Fine-tuning

Fine-tuning — CRIN

Fine-tuning

A base model is extraordinarily knowledgeable but has no concept of following instructions — it just continues text. Fine-tuning trains it on instruction-response pairs to redirect that knowledge into helpful behavior. LoRA does this by updating just 0.006% of the weights. The knowledge was always there.

Course: Moderate.

This lesson covers 5 concepts: Base Model — No Instructions, The Fine-Tuning Dataset, LoRA — 0.006% of Weights, Fine-Tuned Response, Fine-Tune vs Prompt.

Base Model — No Instructions

A base model has no concept of following instructions — it just continues text. When asked to translate "hello", it treats the sentence as the start of a list and extends it. Fine-tuning teaches it to respond instead.

This is why ChatGPT and a raw base GPT feel so different. Identical weights, but one was fine-tuned to follow instructions and one was not.

The base model is like a brilliant person who will only finish your sentences, not follow your orders. Fine-tuning teaches it to be an assistant instead of just a text-completion engine.

Base GPT-3 on "Write a haiku about autumn": often continued the prompt as a list of more haiku prompts. Instruction fine-tuning on just 13K examples fixed this completely.

The Fine-Tuning Dataset

Fine-tuning trains the model on thousands of (instruction, ideal response) pairs. The model learns what a good response looks like for each type of task — and generalises to new tasks of the same type.

The quality of fine-tuning data directly determines the quality of the fine-tuned model. One excellent example is worth ten mediocre ones — the model learns exactly what it is shown.

Like showing an intern thousands of examples of great customer emails before asking them to write emails. They learn the tone, structure, and style from the examples — not from rules.

OpenAI InstructGPT SFT dataset: 13K instruction-response pairs from human contractors. GPT-3 fine-tuned on 13K examples outperformed the full 175B base model on human preference evaluations.

LoRA — 0.006% of Weights

LoRA fine-tunes the model by adding tiny adapter matrices to specific weight layers, leaving the 70 billion base parameters frozen. The adapter is 4 million parameters — 0.006% of the total — yet achieves comparable quality to full fine-tuning.

Full fine-tuning 70B parameters requires ~210GB of GPU memory for gradients and optimizer states. LoRA needs a fraction of that — enabling fine-tuning on a single GPU instead of an 8-GPU cluster.

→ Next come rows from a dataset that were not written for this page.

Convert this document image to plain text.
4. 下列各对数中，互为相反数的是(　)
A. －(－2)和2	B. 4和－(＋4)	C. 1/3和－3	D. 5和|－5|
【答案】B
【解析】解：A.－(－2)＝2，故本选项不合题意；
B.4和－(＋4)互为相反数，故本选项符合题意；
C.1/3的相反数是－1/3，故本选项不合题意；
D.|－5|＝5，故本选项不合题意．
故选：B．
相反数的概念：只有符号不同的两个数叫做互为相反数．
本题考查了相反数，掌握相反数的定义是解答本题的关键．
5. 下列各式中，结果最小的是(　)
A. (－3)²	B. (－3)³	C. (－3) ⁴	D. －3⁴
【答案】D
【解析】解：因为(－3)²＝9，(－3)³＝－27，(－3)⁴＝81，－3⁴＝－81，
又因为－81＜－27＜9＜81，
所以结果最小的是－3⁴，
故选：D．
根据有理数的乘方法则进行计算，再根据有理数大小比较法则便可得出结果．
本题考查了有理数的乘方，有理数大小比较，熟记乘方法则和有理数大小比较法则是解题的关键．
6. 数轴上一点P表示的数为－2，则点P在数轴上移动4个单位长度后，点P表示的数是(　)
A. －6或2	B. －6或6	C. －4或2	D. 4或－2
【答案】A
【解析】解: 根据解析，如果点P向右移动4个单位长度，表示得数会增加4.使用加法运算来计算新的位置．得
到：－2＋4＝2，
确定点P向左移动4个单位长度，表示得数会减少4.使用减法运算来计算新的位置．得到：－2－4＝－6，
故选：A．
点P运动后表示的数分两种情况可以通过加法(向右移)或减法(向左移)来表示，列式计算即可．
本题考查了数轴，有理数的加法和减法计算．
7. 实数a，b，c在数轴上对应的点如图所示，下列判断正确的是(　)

Instead of rewriting an entire textbook to add a chapter, LoRA writes a thin supplement. The book stays the same; the new knowledge is in the supplement — which is far cheaper to produce.

Fine-tuning LLaMA 3 70B with LoRA rank 16: ~4M trainable parameters vs 70B total. Trains on one 80GB A100 in hours. Quality within 2–5% of full fine-tuning for most tasks.

Fine-Tuned Response

Same question. Same base weights. But after fine-tuning on instruction-response pairs, the model responds directly and correctly. The knowledge was always there — fine-tuning redirected it.

This behavioral shift, achieved with 4 million parameter updates on a 70 billion parameter model, is what converts a raw pre-trained model into a useful AI assistant.

Fine-tuning is not about adding intelligence. It is about directing the intelligence that already exists toward being helpful, following instructions, and responding in the right format.

Before: "Translate hello to French" → extends the list. After: "Bonjour." One word. Perfect. The model always had this knowledge — fine-tuning taught it when to deploy it.

Fine-Tune vs Prompt

The decision between prompting and fine-tuning comes down to reliability requirements, cost, and dataset availability. Always prompt first — fine-tune only when prompting consistently falls short.

Most use cases do not require fine-tuning. A well-crafted system prompt with few-shot examples achieves 80% of SFT quality for most tasks — at zero cost and with instant iteration.

Prompting is like giving someone instructions before a meeting. Fine-tuning is like months of on-the-job training. Use instructions for most things. Reserve training for when instructions are not enough.

Customer support tone: system prompt handles it (free). Proprietary product knowledge: fine-tuning required. JSON output 90% of the time: prompting. JSON output 99.9% of the time: fine-tune.